Apparently Erdogan took great offense to Bolton's demand about the Syrian Kurds, who have fought and bled alongside American soldiers fighting ISIS. Speaking at the Justice and Development Party's parliamentary group meeting on Tuesday, Erdogan said that "Bolton's remarks in Israel are not acceptable," and called them a "serious mistake."
Turkey considers the People's Protection Units, also known as the YPG (along with other Kurdish groups), to be a terrorist organization. The YPG makes up the core of the Syrian Democratic Forces, the main U.S. partner fighting ISIS on the ground. The Kurds control swaths of northern Syria near the Turkish border, a situation that Ankara views as a severe threat.
"YPG cannot represent the Kurds," Erdogan said in his speech. "Turkey cannot accept the U.S.' condition of ensuring the safety of YPG terrorists in Syria."
Following Erdogan's remarks, the Turkish president, in an apparent snub, did not meet with Bolton, who was in Turkey to have discussions with senior officials after leaving Israel. Bolton did meet with his Turkish counterpart, Presidential Adviser Ibrahim Kalın.
Erdogan's speech came one day after he penned an opinion piece in the New York Times in which he argued that, as the Times later reported, Turkey, with the second largest standing army in the NATO alliance, is "the only country with the power and commitment to replace United States forces in northeastern Syria, to fight terrorism and ensure stability for the Syrian people." Erdogan also wrote in the article that Turkey has "no argument with the Syrian Kurds," despite fears that he will order his troops to slaughter them once the U.S. leaves Syria.
Anyone who believes Erdogan's Turkey only targets terrorists in Syria and not Kurds in general probably also buys the ridiculous claims from Syrian President Bashar al-Assad and his Russian allies that they only fight terrorists. The problem is that anyone who opposes these autocrats is labeled a terrorist, and some 500,000 Syrians have been slaughtered in the Assad regime's bid to combat its "terrorist" opponents.
Turkey does have legitimate security concerns regarding the Kurds, but large-scale military action will make the situation more chaotic. Moreover, the Kurds in Syria have been Washington's most effective partner in fighting ISIS, dying to help the U.S. defeat the caliphate. As I wrote last year: "How often can the United States abandon the Kurds and get away with it? Beyond the moral question of ditching the Kurds if Trump decides to leave Syria, Washington will lose significant influence in its ability to mediate between the Kurds and Turkey."
On Tuesday, Erdogan also declared his opposition to two other key American interests in the Syrian conflict: combatting Iran's malign expansion and supporting Israel's security. The Turkish president rejected the notions that Turkey will side with the U.S. to confront Iran in Syria and the broader Middle East, and that Turkey will ensure Israel's security is protected in Syria.

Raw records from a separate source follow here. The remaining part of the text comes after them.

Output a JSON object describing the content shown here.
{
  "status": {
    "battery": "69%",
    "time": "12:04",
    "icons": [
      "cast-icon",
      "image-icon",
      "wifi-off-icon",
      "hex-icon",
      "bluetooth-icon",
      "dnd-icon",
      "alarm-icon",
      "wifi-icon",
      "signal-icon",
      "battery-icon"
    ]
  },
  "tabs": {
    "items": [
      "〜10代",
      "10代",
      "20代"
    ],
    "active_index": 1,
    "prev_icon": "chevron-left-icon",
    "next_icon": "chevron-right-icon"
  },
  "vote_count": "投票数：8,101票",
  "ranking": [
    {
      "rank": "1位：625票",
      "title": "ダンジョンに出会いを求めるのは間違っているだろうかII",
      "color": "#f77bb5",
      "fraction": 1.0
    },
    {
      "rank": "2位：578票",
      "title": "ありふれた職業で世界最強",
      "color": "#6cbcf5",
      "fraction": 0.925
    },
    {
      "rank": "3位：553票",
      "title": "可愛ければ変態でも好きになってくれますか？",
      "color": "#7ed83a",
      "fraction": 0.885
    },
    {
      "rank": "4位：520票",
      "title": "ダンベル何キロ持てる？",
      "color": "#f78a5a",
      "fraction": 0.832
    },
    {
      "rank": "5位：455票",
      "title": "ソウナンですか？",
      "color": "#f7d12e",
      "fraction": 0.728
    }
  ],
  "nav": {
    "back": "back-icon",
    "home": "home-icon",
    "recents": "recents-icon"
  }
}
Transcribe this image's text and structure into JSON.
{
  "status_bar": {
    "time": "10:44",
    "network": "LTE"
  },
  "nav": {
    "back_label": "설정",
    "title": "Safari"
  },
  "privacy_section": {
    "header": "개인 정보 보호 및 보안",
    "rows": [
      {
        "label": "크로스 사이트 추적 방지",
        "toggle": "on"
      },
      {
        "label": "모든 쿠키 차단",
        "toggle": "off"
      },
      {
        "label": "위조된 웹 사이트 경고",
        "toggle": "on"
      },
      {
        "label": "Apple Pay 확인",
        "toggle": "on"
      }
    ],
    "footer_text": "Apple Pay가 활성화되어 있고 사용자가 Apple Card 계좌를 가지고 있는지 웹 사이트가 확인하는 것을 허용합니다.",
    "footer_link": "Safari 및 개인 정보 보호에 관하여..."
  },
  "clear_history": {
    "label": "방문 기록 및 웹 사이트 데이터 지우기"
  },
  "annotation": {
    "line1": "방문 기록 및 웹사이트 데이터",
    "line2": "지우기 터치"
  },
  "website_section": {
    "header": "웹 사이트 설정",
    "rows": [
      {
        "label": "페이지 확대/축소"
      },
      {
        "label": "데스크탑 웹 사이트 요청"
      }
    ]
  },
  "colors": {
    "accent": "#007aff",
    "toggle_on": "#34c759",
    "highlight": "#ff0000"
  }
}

At what point will the U.S. realize that Turkey, despite being a NATO ally, has different interests? Erdogan is an Islamist, anti-Semitic dictator who is remaking Turkey for the worst, purging those who oppose his increasingly authoritarian rule. He purchased an S-400 air defense system from Russia, NATO's chief adversary, and supports terrorist groups like Hamas. He is a friend to the Muslim Brotherhood and has strong economic ties with Iran.
Turkey is an important country because of its size, geography, and economic and military power. But, under Erdogan, Turkey is no longer a friend of the United States. If the Trump administration is basing its withdrawal from Syria on Erdogan's promises to replace Washington's leadership role, which includes protecting the Kurds, it better come up with a new plan.